From the harvest of organic sugar cane, ensured from February to August, to the grinding, to the production of the juice then filtered and sent to fermentation tanks, the staff finally ensures the highly sensitive part, the distillation. Taken out at 70 degrees, the alcohol is cut with water then leaves in barrels six months for the youngest rums, eight for the others. Then comes the last step, bottling.
It has been producing between 50 and 70,000 bottles per year depending on the harvest and is making a name for itself all over the world.

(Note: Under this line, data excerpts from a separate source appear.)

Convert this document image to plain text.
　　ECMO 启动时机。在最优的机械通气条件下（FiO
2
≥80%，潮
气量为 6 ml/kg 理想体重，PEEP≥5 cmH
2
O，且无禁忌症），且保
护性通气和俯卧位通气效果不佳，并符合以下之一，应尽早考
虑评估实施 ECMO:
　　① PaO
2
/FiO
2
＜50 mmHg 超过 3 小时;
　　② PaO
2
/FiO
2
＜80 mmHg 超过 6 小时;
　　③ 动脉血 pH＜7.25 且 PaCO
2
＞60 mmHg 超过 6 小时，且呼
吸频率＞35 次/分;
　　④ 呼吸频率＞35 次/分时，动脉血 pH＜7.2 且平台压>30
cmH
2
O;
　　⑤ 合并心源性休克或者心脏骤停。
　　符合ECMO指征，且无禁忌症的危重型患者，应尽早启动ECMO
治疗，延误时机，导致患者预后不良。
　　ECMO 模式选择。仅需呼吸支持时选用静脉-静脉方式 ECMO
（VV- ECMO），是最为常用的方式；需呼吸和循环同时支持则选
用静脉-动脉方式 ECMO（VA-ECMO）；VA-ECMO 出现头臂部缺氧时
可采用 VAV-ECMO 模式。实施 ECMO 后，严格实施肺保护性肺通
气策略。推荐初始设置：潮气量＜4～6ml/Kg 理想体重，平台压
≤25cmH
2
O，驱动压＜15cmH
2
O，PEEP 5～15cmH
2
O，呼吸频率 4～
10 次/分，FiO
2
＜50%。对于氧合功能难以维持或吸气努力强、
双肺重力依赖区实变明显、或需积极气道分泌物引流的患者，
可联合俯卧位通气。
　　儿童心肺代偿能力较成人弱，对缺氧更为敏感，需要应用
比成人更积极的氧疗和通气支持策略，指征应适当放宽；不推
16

The coronavirus has slowed down activity with an unavoidable closure of the site and the cancellation of visits. Indeed, the rum cellar has become, over the years, a tourist spot. A villa called Mai Tai, adjoining the distillery, offers stays with a view of the sea. A way of promoting the cultivation of sugar cane. “From one day to the next, everything stopped, the visits, the rental of the villa, until the production”, relates Antoine Poircuitte. “We have lost the tourists. We paid our fixed costs. We kept cash to pay our employees who we kept part-time. “
As alcohol producers, the distillery has also offered more than 400 liters of hydroalcoholic gel for the army, hospitals, schools, police …
“We took advantage of this forced shutdown to develop our export and focus on other areas of development, such as the development of new products, new recipes. “
For now, activity has resumed normally and each morning, Antoine Poircuitte watches the sun rise. Unperturbed and one to weather storms, he has a foolproof philosophy. “The sun rises every morning, so we get up with it!” “.